それ自体はある程度、銃の構造を知る者ならばできることではあるのだが、銃撃戦の真っ最中にやるようなことでは絶対にない。
「速やかに制圧する必要はあるが、楽に早く殺してやる義理はない」
「致命傷にならない様に気を付けつつ、戦闘能力を奪え、とおっしゃるのデスか?」
アインめがけて銃撃を行っていた兵士の腹から、ぬっとばかりに小剣の刃が突き出された。

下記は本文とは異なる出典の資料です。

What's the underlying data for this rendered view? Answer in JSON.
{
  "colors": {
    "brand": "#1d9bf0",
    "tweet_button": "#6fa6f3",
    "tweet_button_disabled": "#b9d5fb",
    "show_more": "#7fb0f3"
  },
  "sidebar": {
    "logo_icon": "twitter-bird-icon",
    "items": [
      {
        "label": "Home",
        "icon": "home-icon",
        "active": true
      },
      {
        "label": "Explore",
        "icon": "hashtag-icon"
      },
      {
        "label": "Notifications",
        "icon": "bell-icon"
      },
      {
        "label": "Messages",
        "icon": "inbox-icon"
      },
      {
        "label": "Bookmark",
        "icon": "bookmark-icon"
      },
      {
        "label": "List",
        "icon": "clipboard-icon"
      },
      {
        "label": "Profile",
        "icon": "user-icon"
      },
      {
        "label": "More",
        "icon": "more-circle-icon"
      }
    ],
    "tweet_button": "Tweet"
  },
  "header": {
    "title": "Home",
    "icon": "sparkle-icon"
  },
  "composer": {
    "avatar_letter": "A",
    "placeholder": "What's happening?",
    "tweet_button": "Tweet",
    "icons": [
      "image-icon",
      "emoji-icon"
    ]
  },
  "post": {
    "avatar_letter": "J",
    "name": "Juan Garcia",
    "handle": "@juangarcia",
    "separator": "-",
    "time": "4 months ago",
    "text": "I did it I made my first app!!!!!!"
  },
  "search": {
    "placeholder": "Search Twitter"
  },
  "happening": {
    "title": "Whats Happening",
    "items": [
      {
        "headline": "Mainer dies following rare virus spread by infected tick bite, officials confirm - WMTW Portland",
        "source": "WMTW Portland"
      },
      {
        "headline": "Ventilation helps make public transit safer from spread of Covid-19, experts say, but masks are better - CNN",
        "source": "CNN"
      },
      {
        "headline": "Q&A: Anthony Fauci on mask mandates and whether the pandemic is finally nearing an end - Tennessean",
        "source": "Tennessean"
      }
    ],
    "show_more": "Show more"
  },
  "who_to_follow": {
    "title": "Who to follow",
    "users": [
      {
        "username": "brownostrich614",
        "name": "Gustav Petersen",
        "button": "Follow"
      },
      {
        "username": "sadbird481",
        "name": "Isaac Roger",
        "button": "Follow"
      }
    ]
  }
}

思わず銃を手放し、腹を抱えてうずくまった兵士の背後には、壁に貼りついた影から上半身だけを出し、血の付いた小剣の刃をうずくまる兵士の背中で拭うクロワールの姿がある。
「難易度高いデス」
「お前が言うな、お前が」
音もなく影から影へと渡り歩くことができるクロワールだ。
相手の背後を取ることなど造作もないことだろうとアインは思う。
「一人や二人ならソウデスが、これだけ相手が多いと他の兵士にフォローされかねないデス」
「そういうものか?」
「難易度でいうナラ。私よりシオン様の方が楽にこなせるデスよ」
そんなことはないだろうと考えつつ、指さすクロワールに従ってシオンの方を見たアインは、そこでクロワールの主張を証明するシオンの姿を見ることになるのだった。